This repository showcases a serverless solution that processes PDF fors using AWS Step Functions Distributed Map, extracts data with Amazon Textract, and stores results in Amazon S3 Tables in Iceberg format.
The repository demonstrates how to:
- Process PDF forms at scale using Step Functions Distributed Map
- Extract structured data from PDFs using Amazon Textract
- Store data in Amazon S3 Tables (Iceberg format) via Kinesis Data Firehose
- Schedule automated processing with Amazon EventBridge Scheduler
Warning This application is not ready for production use. It was written for demonstration and educational purposes. Review the Security section of this README and consult with your security team before deploying this stack. No warranty is implied in this example.
Note This architecture creates resources that have costs associated with them. Please see the AWS Pricing page for details and make sure to understand the costs before deploying this stack.
The solutions comprises of the below steps:
- A user uploads customer interest forms as scanned PDFs to an Amazon S3 bucket.
- An Amazon EventBridge Scheduler rule triggers at regular interval, initiating a Step Functions workflow execution.
- The workflow execution activates a Distributed Map State, which lists all PDF files uploaded to Amazon S3 since the previous run.
- The Distributed Map iterates over the list of objects and passes each objects metadata (Bucket, Key, Size, ETag) to a child workflow execution.
- For each object, the child workflow calls Amazon Textract with the provided Bucket and Key to extract raw text and relevant fields (name, email address, mailing address, interest area) from the PDF.
- The child workflow writes the extracted data to an Amazon Data Firehose, which is configured to forward data to an Amazon S3 Tables.
- The Firehose batches the incoming data from the child workflow and writes it to the Amazon S3 Tables at a pre-configured time interval.

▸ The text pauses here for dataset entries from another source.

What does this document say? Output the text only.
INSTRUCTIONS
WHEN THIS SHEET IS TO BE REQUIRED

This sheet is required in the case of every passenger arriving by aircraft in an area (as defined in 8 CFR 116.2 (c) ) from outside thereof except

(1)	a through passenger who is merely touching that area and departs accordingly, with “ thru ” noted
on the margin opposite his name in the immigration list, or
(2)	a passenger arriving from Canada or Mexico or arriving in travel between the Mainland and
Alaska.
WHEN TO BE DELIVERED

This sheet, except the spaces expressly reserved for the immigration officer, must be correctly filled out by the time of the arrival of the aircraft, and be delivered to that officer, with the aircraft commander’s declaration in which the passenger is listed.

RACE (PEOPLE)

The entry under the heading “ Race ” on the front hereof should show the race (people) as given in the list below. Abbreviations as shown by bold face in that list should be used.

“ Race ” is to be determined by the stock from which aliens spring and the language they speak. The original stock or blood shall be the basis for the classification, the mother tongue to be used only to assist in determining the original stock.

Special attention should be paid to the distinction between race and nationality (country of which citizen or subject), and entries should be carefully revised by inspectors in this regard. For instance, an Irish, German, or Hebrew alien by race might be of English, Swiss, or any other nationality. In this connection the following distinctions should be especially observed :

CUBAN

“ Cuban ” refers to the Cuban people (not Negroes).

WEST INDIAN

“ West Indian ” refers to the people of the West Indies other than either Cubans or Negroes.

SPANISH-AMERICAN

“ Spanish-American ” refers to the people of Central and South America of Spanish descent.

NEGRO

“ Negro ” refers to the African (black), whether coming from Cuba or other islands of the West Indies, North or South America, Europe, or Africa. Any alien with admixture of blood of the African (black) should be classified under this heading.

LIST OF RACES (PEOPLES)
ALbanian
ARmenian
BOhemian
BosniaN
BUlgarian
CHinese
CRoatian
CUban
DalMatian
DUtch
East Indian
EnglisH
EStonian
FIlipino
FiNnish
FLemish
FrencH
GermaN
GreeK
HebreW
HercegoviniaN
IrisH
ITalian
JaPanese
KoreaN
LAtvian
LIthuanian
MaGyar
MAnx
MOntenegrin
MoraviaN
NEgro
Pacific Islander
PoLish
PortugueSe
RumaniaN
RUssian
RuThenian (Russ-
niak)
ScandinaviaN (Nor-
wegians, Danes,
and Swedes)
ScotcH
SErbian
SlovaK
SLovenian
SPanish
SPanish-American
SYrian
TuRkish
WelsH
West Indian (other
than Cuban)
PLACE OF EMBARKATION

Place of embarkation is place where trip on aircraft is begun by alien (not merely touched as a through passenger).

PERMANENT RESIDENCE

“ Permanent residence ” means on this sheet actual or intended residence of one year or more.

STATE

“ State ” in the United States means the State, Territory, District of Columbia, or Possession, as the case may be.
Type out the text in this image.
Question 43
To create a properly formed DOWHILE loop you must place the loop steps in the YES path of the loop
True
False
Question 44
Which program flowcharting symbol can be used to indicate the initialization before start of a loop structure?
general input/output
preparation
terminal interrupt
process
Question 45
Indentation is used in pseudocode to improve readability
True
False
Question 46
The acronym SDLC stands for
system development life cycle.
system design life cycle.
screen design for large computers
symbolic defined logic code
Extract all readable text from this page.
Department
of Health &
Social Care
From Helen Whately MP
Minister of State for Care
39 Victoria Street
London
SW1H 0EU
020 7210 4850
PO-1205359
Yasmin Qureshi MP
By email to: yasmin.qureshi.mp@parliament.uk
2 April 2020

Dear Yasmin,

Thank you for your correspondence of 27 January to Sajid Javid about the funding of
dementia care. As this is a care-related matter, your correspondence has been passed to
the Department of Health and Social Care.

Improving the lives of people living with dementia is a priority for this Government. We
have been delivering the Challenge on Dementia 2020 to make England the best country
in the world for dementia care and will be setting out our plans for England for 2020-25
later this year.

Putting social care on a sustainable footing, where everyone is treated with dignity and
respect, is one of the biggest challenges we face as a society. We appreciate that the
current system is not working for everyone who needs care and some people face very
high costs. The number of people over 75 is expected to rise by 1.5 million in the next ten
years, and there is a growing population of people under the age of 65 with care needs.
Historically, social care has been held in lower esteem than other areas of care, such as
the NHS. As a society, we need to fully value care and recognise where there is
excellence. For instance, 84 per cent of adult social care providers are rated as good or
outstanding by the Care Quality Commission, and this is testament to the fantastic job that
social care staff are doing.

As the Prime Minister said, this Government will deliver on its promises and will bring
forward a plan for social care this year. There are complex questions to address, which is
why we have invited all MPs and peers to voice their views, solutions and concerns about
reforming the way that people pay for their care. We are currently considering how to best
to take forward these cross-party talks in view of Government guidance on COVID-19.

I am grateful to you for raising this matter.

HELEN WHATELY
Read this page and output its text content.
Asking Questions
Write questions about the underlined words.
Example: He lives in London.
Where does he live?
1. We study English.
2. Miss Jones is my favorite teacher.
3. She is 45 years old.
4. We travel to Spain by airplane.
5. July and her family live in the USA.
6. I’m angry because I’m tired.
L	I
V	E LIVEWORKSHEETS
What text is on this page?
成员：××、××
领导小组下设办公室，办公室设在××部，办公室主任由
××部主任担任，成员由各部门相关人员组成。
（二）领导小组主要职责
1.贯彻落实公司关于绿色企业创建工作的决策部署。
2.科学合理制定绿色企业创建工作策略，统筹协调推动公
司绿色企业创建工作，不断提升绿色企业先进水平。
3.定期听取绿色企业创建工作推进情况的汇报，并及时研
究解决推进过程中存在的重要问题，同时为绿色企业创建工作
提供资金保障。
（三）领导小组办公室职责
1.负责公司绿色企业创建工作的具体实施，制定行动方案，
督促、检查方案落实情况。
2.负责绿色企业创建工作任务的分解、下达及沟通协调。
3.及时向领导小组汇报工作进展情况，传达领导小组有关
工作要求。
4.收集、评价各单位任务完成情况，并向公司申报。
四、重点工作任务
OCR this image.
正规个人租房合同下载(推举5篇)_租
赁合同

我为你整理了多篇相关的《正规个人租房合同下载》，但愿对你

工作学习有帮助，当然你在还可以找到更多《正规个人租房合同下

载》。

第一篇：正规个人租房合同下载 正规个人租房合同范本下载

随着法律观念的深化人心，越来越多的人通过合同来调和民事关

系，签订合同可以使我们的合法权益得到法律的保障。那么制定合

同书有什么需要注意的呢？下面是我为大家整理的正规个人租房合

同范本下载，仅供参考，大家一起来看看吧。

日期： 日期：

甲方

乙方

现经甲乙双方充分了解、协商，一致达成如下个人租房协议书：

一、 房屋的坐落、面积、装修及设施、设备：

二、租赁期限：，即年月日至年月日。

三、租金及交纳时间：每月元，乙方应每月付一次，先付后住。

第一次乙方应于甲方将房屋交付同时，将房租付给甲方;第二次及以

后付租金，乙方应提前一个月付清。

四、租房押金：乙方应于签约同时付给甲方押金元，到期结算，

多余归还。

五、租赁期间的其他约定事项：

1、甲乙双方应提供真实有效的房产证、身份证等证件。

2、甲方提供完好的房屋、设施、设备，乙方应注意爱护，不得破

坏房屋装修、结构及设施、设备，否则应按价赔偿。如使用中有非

- AWS CLI configured with appropriate permissions
- AWS SAM CLI installed
-
Clone the repository
git clone https://github.com/aws-samples/sample-exporting-to-amazon-s3-tables-with-aws-step-functions-distributed-map.git cd sample-exporting-to-amazon-s3-tables-with-aws-step-functions-distributed-map
-
Deploy the stack
sam build sam deploy --guided
-
Upload test PDFs
Upload PDF forms to your S3 bucket under the path:
RawInterestForms/YYYY/WW/
-
Trigger processing
Execute the Step Function manually or wait for the schedule
To avoid ongoing charges, delete the stack and associated resources:
sam delete
Manual cleanup required:
- S3 Tables bucket and data (if not empty)
- CloudWatch log groups (if retention is set)
- Any uploaded PDF files in the source bucket
See CONTRIBUTING for more information.
This library is licensed under the MIT-0 License. See the LICENSE file.
The solution architecture sample code is provided without any guarantees, and you're not recommended to use it for production-grade workloads. The intention is to provide content to build and learn. Be sure of reading the licensing terms.